The Talisman is, to all intents and purposes, a French luxury saloon (or sedan if you’re reading this in America), which means that it’s very comfortable, very soft and a bit slow. At least the 1,6 diesel with 160 BHP I’ve driven was. It wafts and floats rather than cruise and ride. It’s every bit as comfy as it is easy to drive. You could probably go to Paris overnight with it and be there before you’ve even realized you left home. Not because it will go there quickly, it won’t, but because it will do so effortlessly.
Quite apart from the outside, where the Talisman does shine (literally, the ametista black is extremely sun-reflective), this big Renault really shines (metaphorically, this time) inside. Not fancy, but very elegant; sobriety is the new hubris. Seat massages, electronic this, automatic that, the infotainment system is, as it is the case with most cars these days, a big tablet with a car wrapped around it.

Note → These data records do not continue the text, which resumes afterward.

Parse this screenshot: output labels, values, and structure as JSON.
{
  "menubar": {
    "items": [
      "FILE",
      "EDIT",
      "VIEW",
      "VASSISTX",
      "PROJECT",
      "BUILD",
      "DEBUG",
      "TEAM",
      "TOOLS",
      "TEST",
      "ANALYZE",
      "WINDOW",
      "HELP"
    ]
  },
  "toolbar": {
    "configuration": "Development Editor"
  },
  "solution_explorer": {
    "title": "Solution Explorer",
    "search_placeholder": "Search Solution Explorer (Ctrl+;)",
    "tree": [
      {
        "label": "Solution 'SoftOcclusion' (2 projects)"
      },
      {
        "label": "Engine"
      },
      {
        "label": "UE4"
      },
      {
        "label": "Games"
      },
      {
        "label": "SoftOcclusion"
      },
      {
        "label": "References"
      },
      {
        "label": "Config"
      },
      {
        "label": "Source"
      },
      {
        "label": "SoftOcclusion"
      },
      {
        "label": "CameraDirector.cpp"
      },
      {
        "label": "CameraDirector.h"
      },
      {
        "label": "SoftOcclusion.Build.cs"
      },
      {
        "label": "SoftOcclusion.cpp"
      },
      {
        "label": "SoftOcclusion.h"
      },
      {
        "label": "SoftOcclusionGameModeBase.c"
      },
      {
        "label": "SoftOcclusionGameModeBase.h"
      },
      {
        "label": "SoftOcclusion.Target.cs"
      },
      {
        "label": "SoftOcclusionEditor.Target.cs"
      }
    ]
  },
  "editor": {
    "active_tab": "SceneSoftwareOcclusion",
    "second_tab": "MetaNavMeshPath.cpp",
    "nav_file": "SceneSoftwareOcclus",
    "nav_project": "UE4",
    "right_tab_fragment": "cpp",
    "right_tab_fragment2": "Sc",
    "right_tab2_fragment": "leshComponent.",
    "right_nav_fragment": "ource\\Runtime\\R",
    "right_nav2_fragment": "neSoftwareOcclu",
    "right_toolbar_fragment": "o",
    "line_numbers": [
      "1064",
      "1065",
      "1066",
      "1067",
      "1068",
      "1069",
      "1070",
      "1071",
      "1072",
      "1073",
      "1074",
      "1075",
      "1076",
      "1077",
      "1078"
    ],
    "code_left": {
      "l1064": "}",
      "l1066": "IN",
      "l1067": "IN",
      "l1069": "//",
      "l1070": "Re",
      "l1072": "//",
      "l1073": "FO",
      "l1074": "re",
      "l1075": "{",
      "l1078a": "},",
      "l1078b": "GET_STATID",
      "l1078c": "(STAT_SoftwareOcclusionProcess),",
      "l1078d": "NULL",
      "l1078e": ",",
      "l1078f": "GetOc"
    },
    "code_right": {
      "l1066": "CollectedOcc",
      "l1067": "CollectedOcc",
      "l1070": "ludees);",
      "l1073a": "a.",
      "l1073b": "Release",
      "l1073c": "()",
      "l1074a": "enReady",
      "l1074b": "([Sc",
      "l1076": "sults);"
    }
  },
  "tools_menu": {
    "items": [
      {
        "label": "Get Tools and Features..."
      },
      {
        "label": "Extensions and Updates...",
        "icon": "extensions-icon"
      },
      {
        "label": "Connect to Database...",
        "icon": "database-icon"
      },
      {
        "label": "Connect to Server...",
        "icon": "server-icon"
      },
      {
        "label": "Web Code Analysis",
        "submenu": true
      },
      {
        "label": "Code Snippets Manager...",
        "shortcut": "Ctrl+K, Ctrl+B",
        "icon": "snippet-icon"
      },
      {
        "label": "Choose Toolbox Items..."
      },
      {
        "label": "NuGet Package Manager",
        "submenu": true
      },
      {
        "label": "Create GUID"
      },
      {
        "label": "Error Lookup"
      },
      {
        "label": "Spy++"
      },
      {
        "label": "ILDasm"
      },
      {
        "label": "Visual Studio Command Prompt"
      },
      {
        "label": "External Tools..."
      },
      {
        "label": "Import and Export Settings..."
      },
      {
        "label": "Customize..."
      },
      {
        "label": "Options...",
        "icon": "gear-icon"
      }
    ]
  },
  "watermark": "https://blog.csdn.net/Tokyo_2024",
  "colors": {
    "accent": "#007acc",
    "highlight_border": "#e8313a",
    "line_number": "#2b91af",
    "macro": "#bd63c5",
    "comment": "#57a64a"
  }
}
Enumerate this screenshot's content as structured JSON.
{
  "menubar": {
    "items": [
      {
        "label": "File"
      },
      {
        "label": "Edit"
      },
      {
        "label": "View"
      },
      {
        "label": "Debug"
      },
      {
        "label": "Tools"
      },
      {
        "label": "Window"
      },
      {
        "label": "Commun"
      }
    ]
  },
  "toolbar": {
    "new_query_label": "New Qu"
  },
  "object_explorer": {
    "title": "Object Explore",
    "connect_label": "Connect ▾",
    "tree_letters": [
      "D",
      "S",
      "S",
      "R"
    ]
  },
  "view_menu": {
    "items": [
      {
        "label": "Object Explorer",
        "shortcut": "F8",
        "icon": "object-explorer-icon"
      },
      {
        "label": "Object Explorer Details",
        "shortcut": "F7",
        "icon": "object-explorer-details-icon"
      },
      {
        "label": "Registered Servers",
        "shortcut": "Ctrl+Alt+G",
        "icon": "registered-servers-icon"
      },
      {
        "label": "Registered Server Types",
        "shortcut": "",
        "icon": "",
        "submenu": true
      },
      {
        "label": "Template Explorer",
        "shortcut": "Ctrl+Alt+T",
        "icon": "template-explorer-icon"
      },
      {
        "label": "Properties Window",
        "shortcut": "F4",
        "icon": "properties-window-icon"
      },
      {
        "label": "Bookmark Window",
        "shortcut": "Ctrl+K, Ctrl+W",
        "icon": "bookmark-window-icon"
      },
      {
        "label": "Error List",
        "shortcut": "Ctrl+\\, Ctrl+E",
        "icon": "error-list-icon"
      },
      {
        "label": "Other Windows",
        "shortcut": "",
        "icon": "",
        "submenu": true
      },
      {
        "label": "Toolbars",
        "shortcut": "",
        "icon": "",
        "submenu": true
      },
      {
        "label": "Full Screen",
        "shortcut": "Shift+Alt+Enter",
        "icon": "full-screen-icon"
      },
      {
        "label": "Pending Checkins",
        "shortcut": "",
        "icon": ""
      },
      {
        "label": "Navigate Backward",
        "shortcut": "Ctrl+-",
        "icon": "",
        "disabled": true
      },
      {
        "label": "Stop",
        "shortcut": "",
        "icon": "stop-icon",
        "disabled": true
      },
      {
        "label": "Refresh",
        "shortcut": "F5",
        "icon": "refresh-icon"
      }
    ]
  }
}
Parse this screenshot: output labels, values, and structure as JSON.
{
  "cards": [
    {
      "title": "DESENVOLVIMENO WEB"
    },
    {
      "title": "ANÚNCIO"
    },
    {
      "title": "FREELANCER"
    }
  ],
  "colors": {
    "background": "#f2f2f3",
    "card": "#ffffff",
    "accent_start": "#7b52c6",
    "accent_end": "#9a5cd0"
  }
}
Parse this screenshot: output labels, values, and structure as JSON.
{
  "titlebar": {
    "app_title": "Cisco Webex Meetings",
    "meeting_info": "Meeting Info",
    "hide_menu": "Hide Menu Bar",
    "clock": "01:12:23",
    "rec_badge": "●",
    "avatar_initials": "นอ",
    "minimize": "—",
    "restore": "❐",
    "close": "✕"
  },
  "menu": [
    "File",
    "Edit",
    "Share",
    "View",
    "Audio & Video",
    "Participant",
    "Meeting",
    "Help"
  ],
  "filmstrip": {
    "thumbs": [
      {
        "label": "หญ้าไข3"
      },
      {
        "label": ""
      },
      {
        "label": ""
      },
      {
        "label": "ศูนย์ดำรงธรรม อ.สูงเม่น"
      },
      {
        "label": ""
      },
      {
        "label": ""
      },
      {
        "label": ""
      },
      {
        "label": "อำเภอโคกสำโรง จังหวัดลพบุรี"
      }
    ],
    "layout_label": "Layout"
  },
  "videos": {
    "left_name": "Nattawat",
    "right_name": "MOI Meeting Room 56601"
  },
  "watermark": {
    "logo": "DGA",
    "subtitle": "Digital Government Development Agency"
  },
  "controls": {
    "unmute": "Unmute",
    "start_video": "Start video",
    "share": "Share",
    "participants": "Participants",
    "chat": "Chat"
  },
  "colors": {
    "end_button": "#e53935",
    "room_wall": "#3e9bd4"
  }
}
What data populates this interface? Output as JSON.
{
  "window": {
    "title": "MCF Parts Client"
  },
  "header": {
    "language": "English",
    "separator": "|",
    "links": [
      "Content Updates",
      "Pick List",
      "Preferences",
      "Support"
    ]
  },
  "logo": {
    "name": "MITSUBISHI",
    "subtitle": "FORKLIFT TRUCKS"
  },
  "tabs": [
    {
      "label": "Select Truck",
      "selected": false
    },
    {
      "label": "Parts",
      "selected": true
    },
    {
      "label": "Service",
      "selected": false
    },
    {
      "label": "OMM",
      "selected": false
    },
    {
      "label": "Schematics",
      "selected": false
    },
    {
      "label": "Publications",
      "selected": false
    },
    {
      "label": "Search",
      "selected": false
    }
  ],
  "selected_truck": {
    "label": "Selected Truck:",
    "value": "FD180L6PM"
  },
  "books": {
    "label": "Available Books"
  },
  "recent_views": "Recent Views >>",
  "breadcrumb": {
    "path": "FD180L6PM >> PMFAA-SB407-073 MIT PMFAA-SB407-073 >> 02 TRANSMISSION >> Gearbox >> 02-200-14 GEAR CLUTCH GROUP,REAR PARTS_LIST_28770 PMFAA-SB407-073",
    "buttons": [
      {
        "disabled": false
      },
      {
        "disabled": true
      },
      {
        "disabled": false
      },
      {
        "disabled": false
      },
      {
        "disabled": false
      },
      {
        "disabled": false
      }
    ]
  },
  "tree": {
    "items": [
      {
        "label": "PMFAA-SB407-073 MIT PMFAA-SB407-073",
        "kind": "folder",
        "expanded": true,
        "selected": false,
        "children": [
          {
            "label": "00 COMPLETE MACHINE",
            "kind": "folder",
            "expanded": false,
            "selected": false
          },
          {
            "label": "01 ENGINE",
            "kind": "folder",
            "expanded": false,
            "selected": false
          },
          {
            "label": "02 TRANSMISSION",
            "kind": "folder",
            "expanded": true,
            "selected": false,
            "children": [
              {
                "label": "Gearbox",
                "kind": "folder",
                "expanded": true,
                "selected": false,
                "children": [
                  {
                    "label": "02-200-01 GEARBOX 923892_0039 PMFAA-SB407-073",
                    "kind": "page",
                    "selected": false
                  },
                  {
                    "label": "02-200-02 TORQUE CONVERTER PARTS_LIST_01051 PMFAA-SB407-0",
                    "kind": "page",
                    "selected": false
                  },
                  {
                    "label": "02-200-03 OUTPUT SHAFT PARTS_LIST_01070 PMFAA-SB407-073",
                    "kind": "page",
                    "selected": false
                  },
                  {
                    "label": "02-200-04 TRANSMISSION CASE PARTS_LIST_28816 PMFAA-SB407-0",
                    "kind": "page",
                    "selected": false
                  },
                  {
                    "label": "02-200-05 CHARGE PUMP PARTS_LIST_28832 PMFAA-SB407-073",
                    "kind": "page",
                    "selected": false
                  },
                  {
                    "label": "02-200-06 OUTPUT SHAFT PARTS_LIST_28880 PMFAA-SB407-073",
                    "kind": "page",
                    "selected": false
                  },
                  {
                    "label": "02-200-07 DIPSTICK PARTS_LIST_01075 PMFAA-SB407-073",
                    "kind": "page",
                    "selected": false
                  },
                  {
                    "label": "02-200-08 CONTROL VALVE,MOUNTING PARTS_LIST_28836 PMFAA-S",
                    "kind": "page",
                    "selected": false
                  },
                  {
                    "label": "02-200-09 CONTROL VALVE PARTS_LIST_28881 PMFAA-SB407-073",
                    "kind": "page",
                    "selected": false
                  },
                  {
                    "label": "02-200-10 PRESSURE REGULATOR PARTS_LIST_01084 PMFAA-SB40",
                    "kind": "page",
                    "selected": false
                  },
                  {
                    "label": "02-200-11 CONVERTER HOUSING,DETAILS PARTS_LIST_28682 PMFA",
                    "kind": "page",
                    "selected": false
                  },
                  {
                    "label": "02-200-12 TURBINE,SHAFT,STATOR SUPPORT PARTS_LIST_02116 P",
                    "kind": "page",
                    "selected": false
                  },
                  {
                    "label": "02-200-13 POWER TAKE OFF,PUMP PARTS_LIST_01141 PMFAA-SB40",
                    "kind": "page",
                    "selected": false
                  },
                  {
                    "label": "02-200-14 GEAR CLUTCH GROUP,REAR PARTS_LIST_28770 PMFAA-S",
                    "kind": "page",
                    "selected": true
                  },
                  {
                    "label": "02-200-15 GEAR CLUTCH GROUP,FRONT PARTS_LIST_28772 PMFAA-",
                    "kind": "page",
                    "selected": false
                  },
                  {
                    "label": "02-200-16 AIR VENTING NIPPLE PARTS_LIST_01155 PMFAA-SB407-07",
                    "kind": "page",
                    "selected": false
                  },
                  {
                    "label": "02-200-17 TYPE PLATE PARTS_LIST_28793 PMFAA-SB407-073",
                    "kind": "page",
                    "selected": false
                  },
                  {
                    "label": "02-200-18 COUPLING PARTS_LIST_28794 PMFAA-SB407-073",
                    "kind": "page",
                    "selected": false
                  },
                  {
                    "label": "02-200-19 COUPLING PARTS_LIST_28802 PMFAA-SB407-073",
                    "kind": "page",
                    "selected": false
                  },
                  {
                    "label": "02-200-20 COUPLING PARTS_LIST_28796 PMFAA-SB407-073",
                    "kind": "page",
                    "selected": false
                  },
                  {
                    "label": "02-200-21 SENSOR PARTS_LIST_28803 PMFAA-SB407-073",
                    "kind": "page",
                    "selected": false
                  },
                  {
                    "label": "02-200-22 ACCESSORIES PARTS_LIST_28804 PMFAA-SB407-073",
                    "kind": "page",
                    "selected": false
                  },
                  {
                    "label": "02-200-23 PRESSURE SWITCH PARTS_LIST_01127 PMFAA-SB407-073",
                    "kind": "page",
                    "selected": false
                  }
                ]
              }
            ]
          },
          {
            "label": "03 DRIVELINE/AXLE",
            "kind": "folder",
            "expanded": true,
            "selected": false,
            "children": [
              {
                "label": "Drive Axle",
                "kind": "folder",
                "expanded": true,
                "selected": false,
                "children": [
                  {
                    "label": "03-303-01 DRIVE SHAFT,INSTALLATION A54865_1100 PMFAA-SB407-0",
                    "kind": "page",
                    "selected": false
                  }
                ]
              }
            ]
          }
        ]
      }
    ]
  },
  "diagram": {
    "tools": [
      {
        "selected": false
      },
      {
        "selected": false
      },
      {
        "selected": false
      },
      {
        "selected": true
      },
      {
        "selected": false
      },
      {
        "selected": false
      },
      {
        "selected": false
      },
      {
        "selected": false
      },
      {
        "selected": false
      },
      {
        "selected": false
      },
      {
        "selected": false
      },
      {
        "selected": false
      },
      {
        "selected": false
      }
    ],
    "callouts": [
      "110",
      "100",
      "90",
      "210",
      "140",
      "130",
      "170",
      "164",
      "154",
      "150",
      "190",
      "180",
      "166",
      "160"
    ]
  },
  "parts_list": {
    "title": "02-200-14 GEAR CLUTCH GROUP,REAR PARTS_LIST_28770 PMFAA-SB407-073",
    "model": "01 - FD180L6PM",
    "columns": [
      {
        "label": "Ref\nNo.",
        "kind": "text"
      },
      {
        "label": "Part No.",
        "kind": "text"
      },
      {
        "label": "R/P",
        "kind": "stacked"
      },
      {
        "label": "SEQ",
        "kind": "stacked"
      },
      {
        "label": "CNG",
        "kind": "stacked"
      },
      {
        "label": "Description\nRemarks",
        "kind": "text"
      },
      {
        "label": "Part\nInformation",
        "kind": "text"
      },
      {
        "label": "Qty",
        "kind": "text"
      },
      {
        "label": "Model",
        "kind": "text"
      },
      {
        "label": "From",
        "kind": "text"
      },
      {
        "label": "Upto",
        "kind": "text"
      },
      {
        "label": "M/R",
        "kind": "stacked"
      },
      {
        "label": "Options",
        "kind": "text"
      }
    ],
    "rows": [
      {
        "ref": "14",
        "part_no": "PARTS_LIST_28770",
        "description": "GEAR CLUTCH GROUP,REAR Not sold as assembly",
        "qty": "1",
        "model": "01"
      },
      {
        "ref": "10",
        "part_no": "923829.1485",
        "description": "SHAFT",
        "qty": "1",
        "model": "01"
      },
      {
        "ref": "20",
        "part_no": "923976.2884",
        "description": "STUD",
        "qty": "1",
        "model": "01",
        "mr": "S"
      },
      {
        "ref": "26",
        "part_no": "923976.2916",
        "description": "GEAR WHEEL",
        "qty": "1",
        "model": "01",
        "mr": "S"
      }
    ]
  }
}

The Talisman isn’t the best in its class, if we’re honest. It’s always difficult to beat the Germans. But think of it as Paris. Berlin is probably a bit tidier, a bit cleaner, a lot more discreet; Paris is more gaudy, darker, dirtier. By measurable stats and figures, German rivals are better than the Talisman, in the same way that Berlin is probably a better city than Paris. But where would you rather go? Exactly.